Depending on the condition of the patient, care will vary. The
unconscious patient will require full assistance with regard to
the activities of daily living and it essential that privacy and
dignity be maintained wherever possible. Vital signs should be
monitored at least every half an hour for the first hour and then
hourly for the next four hours. They can then be measured every2-4
hours until the condition resolves. It is important to be aware of
temperature fluctuations that may indicate an underlying infection
as the precipitating cause of the event.
- Patient
education.
Education will need to be tailored to the patient depending on the
cause of there DKA or HHNS .If infection was the cause then the
education may need to be provided by a diabetes specialist nurse.
Patients need to be aware of how to manage their condition during
illness and most specialist nurses have a set of ‘sick day rules’

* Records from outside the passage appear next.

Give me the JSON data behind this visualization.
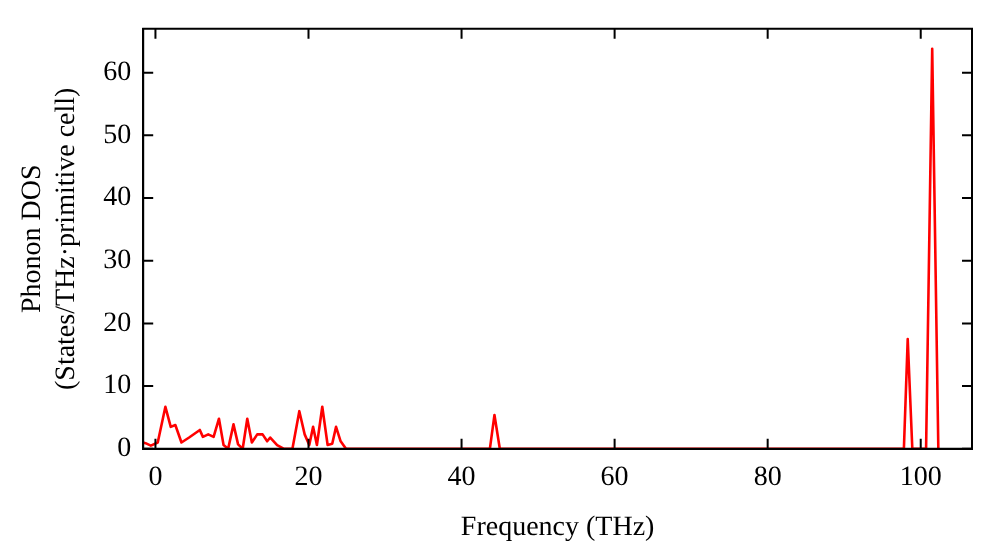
{
  "chart_data": {
    "type": "line",
    "xlabel": "Frequency (THz)",
    "ylabel": "Phonon DOS\n(States/THz·primitive cell)",
    "series": [
      {
        "color": "#ff0000",
        "x": [
          -1.6,
          -1.3,
          -0.6,
          0.3,
          1.3,
          2.0,
          2.6,
          3.4,
          4.4,
          5.8,
          6.2,
          6.9,
          7.6,
          8.3,
          8.9,
          9.5,
          10.2,
          10.8,
          11.4,
          12.0,
          12.6,
          13.3,
          14.0,
          14.6,
          15.0,
          15.9,
          16.8,
          17.9,
          18.8,
          19.5,
          20.1,
          20.6,
          21.1,
          21.8,
          22.5,
          23.1,
          23.6,
          24.2,
          24.9,
          43.7,
          44.3,
          45.0,
          97.8,
          98.3,
          98.9,
          100.7,
          101.5,
          102.3
        ],
        "values": [
          1.0,
          0.9,
          0.5,
          1.0,
          6.7,
          3.5,
          3.8,
          1.0,
          1.8,
          3.0,
          1.9,
          2.3,
          1.9,
          4.8,
          0.6,
          0,
          3.9,
          0.7,
          0,
          4.8,
          1.0,
          2.3,
          2.3,
          1.2,
          1.8,
          0.6,
          0,
          0,
          6.0,
          2.3,
          0.6,
          3.5,
          0.6,
          6.7,
          0.6,
          0.8,
          3.5,
          1.2,
          0,
          0,
          5.4,
          0,
          0,
          17.5,
          0,
          0,
          63.8,
          0
        ]
      }
    ],
    "xlim": [
      -1.6,
      106.7
    ],
    "ylim": [
      0,
      67
    ],
    "xticks": [
      0,
      20,
      40,
      60,
      80,
      100
    ],
    "yticks": [
      0,
      10,
      20,
      30,
      40,
      50,
      60
    ],
    "grid": false,
    "legend": false,
    "marker": "none",
    "line_style": "solid"
  }
}
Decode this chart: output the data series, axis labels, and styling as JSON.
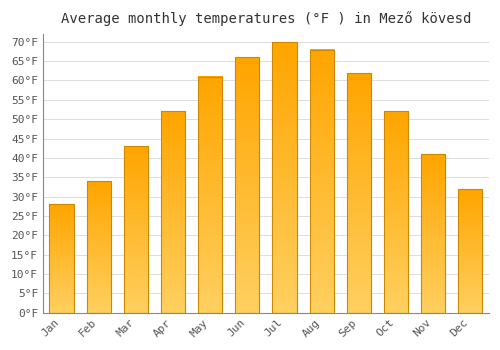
{
  "title": "Average monthly temperatures (°F ) in Mező kövesd",
  "months": [
    "Jan",
    "Feb",
    "Mar",
    "Apr",
    "May",
    "Jun",
    "Jul",
    "Aug",
    "Sep",
    "Oct",
    "Nov",
    "Dec"
  ],
  "values": [
    28,
    34,
    43,
    52,
    61,
    66,
    70,
    68,
    62,
    52,
    41,
    32
  ],
  "bar_color_bottom": "#FFA500",
  "bar_color_top": "#FFD060",
  "bar_edge_color": "#CC8800",
  "background_color": "#FFFFFF",
  "plot_bg_color": "#FFFFFF",
  "ylim": [
    0,
    72
  ],
  "yticks": [
    0,
    5,
    10,
    15,
    20,
    25,
    30,
    35,
    40,
    45,
    50,
    55,
    60,
    65,
    70
  ],
  "ylabel_suffix": "°F",
  "grid_color": "#DDDDDD",
  "title_fontsize": 10,
  "tick_fontsize": 8,
  "tick_color": "#555555",
  "bar_width": 0.65
}
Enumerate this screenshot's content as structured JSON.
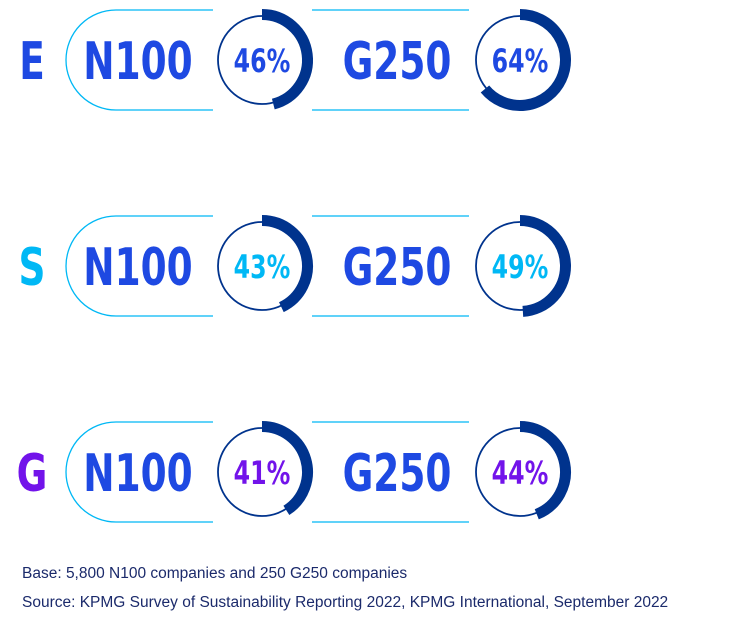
{
  "chart_data": {
    "type": "donut",
    "title": "",
    "groups": [
      {
        "letter": "E",
        "color": "#1e49e2",
        "pct_color": "#1e49e2",
        "items": [
          {
            "name": "N100",
            "value": 46,
            "label": "46%"
          },
          {
            "name": "G250",
            "value": 64,
            "label": "64%"
          }
        ]
      },
      {
        "letter": "S",
        "color": "#00b8f5",
        "pct_color": "#00b8f5",
        "items": [
          {
            "name": "N100",
            "value": 43,
            "label": "43%"
          },
          {
            "name": "G250",
            "value": 49,
            "label": "49%"
          }
        ]
      },
      {
        "letter": "G",
        "color": "#7213ea",
        "pct_color": "#7213ea",
        "items": [
          {
            "name": "N100",
            "value": 41,
            "label": "41%"
          },
          {
            "name": "G250",
            "value": 44,
            "label": "44%"
          }
        ]
      }
    ],
    "ring_color": "#00338d",
    "name_color": "#1e49e2",
    "track_color": "#00338d",
    "pill_outline_color": "#00b8f5"
  },
  "notes": {
    "base": "Base: 5,800 N100 companies and 250 G250 companies",
    "source": "Source: KPMG Survey of Sustainability Reporting 2022, KPMG International, September 2022"
  }
}
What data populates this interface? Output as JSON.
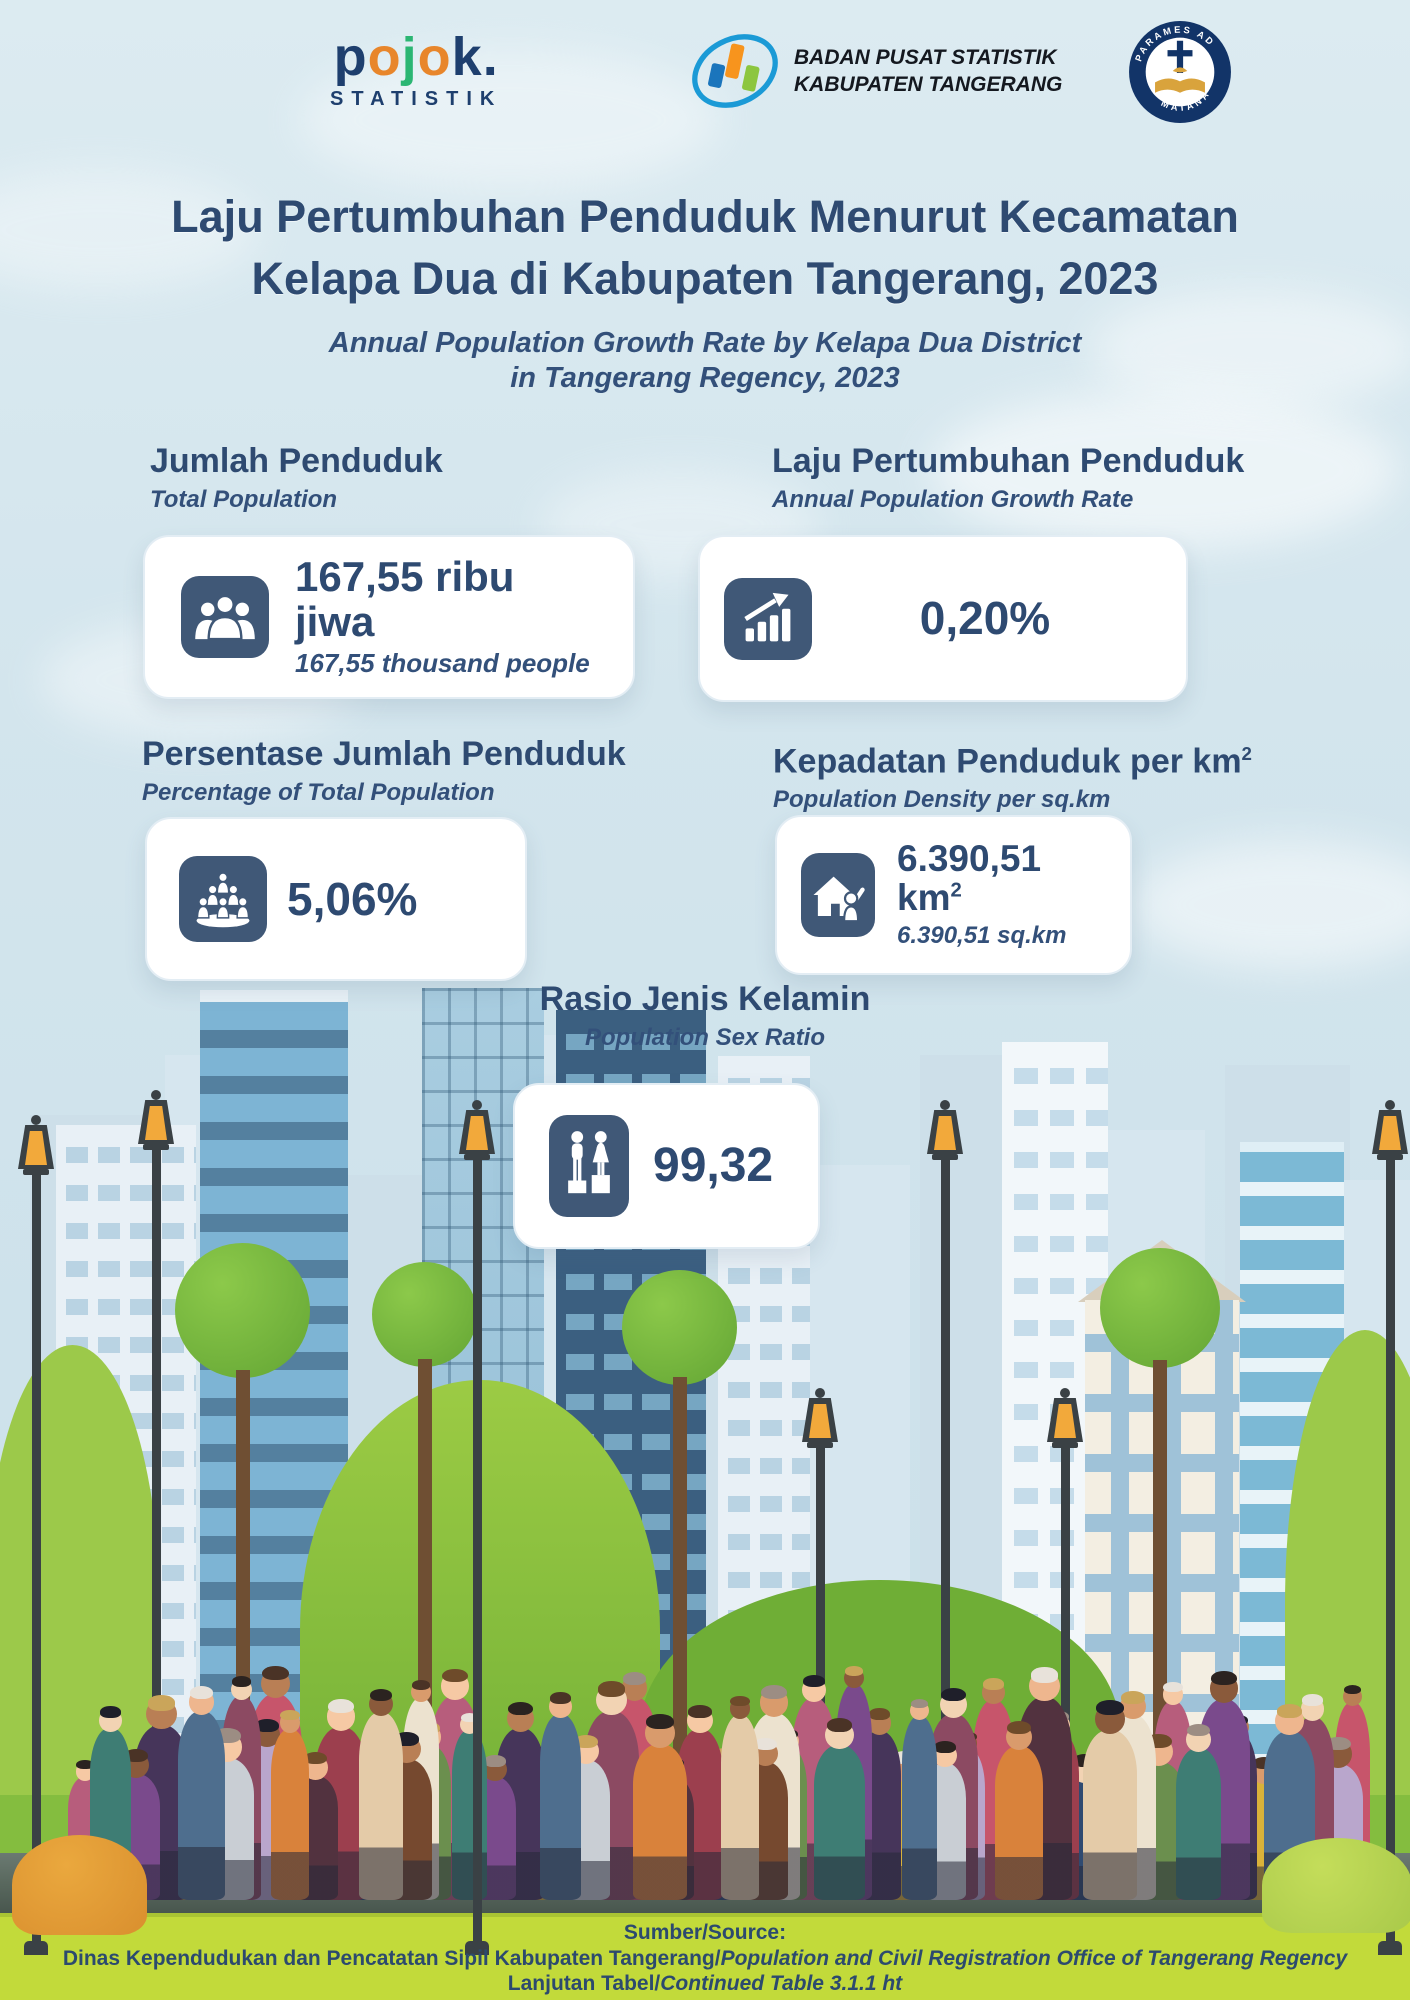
{
  "header": {
    "pojok": {
      "l1": "p",
      "l2": "o",
      "l3": "j",
      "l4": "o",
      "l5": "k",
      "dot": ".",
      "subtitle": "STATISTIK"
    },
    "bps": {
      "line1": "BADAN PUSAT STATISTIK",
      "line2": "KABUPATEN TANGERANG"
    },
    "matana": {
      "arc_top": "PARAMES AD",
      "arc_bottom": "MATANA"
    }
  },
  "title": {
    "line1": "Laju Pertumbuhan Penduduk Menurut Kecamatan",
    "line2": "Kelapa Dua di Kabupaten Tangerang, 2023",
    "subtitle_line1": "Annual Population Growth Rate by Kelapa Dua District",
    "subtitle_line2": "in Tangerang Regency, 2023"
  },
  "stats": {
    "total_population": {
      "title": "Jumlah Penduduk",
      "subtitle": "Total Population",
      "value": "167,55 ribu jiwa",
      "value_sub": "167,55 thousand people"
    },
    "growth_rate": {
      "title": "Laju Pertumbuhan Penduduk",
      "subtitle": "Annual Population Growth Rate",
      "value": "0,20%"
    },
    "percentage": {
      "title": "Persentase Jumlah Penduduk",
      "subtitle": "Percentage of Total Population",
      "value": "5,06%"
    },
    "density": {
      "title": "Kepadatan Penduduk per km",
      "title_sup": "2",
      "subtitle": "Population Density per sq.km",
      "value": "6.390,51 km",
      "value_sup": "2",
      "value_sub": "6.390,51 sq.km"
    }
  },
  "sex_ratio": {
    "title": "Rasio Jenis Kelamin",
    "subtitle": "Population Sex Ratio",
    "value": "99,32"
  },
  "footer": {
    "source_label": "Sumber/Source:",
    "source_text_id": "Dinas Kependudukan dan Pencatatan Sipil Kabupaten Tangerang/",
    "source_text_en": "Population and Civil Registration Office of Tangerang Regency",
    "continued_id": "Lanjutan Tabel/",
    "continued_en": "Continued Table 3.1.1 ht"
  },
  "colors": {
    "navy": "#2e4a71",
    "badge_navy": "#405877",
    "sky": "#d3e5ed",
    "grass": "#c2da3a",
    "pojok_orange": "#e8862b",
    "pojok_green": "#2bb673"
  }
}
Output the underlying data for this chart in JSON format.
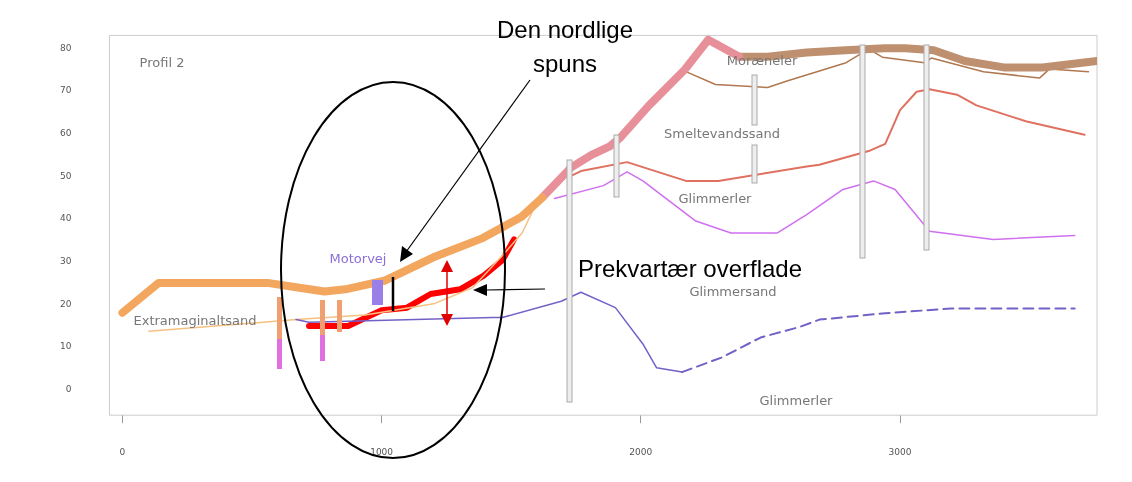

that they provide. (See page regarding diabetes and illness). If
the patient has presented with this condition with no previous
diagnosis of diabetes then they will require a large amount of
input. Again the diabetes specialist nurse may need to be
contacted for lifestyle advice such as: information on drug
therapy; giving up smoking; advice on exercise; advice on
injection technique; site rotation; foot and eye care to name but
a few. It is likely that such intense information giving will need
to take place over a few sessions and may well be completed in the
community. It is the job of the nurse on the ward or unit to back
up and reiterate the information when ever the patient needs extra
support. The patient will also need to be referred to a dietician
for information on diet.
For
those with problems managing their condition health education
consists of reinforcing the information that they have already
been given. It may be worth while referring the patient to the
diabetes nurses in order to discover what might be causing their
uncontrolled blood glucose levels. The patient could be on the
wrong drug or dosage, may have trouble with injection technique or
site rotation. The reason needs to be established why the patient
suffered from either DKA or HHNS so that a recurrence of the
situation does not present itself. Those with psychological
problems they may require the support of the mental health team.